Lo studio comparativo dell'ETUI analizza invece le performance dei paesi che hanno adottato forme avanzate di cogestione rispetto ai paesi più arretrati. I 27 Paesi UE sono divisi in due gruppi: il primo include 12 paesi che garantiscono diritti “forti” di partecipazione (in termini di diritti all'informazione, alla consultazione e alla partecipazione) - Austria, Czech Republic, Denmark, Finland, France, Germany, Luxembourg, the Netherlands, Slovakia, Slovenia, Spain e Sweden -; e l'altro gruppo di 15 paesi che invece concede scarsi o nulli diritti di rappresentanza - Belgium, Bulgaria, Cyprus, Estonia, Greece, Hungary, Ireland, Italy, Latvia, Lithuania, Malta, Poland, Portugal, Romania e United Kingdom.
 
Ognuno dei due gruppi conta per circa la metà del PIL della UE. Hanno quindi uguale importanza in termini economici. I due gruppi sono stati confrontati sugli otto indicatori utilizzati da Eurostat per misurare il progresso in confronto ai cinque principali obiettivi Europa 2020, che sono:
- percentuale del 75% di occupati sulla popolazione dai 20 ai 64 anni
- spese per ricerche sviluppo pari a 3% del Pil
- raggiungimento dei traguardi europei 20-20-20 (20% di tagli alle emissioni di gas inquinanti; 20% di energie rinnovabili sul totale e 20% di riduzione dei consumi di energia) 
- la percentuale di uscita dalla scuola primaria sotto al 10% e almeno il 40% della popolazione dai 30 ai 34 anni con una laurea
- almeno 20 milioni di persone fuori dal rischio di povertà e di esclusione

I risultati sono evidenti ed espliciti: rispetto a tutti i cinque gli indicatori del programma Europa 2020 senza alcuna eccezione i paesi che hanno adottato legislazioni più favorevoli alla cogestione sono molto più performanti degli altri. Questo significa che se si vogliono raggiungere gli obiettivi del programma europeo occorre incentivare la partecipazione dei lavoratori nei board delle imprese.
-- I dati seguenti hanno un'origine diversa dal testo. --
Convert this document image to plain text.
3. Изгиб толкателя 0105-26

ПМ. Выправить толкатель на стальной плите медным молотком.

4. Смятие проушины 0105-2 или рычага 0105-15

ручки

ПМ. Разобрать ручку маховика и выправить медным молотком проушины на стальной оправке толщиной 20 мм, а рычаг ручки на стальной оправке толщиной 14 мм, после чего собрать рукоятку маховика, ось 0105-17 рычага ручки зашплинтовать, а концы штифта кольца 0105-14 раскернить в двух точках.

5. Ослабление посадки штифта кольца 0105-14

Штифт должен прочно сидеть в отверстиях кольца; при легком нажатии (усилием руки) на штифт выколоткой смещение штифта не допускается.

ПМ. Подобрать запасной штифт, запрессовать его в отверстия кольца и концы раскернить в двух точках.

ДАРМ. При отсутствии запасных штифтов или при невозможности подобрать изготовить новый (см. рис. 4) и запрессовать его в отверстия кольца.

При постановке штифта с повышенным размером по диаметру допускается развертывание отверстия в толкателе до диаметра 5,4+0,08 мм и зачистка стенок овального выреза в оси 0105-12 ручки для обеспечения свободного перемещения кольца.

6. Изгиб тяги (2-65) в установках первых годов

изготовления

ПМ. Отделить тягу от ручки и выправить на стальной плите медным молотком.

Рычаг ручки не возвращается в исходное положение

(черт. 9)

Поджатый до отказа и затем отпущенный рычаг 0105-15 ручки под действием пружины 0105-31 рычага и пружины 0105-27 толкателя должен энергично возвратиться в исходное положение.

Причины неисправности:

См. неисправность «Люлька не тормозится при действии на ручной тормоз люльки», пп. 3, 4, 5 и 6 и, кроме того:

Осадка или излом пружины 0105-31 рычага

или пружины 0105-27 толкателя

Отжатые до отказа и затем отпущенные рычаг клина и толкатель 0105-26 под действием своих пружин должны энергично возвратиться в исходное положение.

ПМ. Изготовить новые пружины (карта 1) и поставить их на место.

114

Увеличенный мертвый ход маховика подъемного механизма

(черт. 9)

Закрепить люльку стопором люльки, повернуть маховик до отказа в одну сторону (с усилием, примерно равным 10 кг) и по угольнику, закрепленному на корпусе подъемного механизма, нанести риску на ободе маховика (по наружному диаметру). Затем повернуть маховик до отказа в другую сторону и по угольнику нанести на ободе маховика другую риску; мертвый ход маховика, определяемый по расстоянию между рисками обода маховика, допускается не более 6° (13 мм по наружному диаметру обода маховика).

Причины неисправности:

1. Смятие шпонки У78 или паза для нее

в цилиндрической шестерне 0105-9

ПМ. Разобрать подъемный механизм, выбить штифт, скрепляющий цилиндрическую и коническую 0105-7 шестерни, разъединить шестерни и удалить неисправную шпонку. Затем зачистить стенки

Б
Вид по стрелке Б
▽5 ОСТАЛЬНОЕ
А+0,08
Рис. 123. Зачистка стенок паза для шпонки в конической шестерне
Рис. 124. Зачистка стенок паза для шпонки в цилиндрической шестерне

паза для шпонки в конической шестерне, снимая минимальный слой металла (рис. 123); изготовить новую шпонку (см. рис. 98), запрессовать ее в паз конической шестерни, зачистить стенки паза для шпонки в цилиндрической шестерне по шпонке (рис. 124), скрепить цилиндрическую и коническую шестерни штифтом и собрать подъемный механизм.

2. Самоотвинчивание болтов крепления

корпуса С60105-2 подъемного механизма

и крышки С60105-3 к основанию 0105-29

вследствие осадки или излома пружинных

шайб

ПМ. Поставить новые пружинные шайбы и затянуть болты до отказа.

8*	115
Risultati analoghi sono stati rilevati in uno studio precedente (dati 2006) che metteva a confronto i due gruppi di paesi rispetto agli obiettivi fissati dal trattato di Lisbona.


Correlation does not imply causation. Ma questi studi dimostrano in modo inequivocabile almeno due cose:
- la cogestione certamente non danneggia le aziende e l'economia, come invece vorrebbero i neoliberisti accecati dall'ideologia antisindacale e antisocialista e a favore del potere monocratico di azionisti e manager
- la cogestione può dare un contributo essenziale all'occupazione e allo sviluppo economico sostenibile delle economie più avanzate.

In Germania, nei paesi scandinavi e del nord Europa si è affermato un modello di condivisione per la gestione strategica delle imprese grazie al quale i lavoratori e i sindacati da una parte collaborano per lo sviluppo dell'impresa, e dall'altra esercitano però una forma effettiva di controllo e di contro-potere verso gli azionisti e i top manager. I lavoratori e i sindacati hanno un potere limitato e minoritario rispetto a quello della proprietà: tuttavia possono affermare un vero controllo dal basso in termini di informazione e di consultazione: e il loro diritto di veto – per esempio nel caso importantissimo delle localizzazioni all'estero, delle chiusure di impianti, delle fusioni e delle acquisizioni aziendali – è sostanziale e non puramente nominale. La cogestione non comporta però la fine dei conflitti e la subordinazione sindacale, anzi: il conflitto sindacale è regolamentato ma è un diritto riconosciuto e ampiamente esercitato.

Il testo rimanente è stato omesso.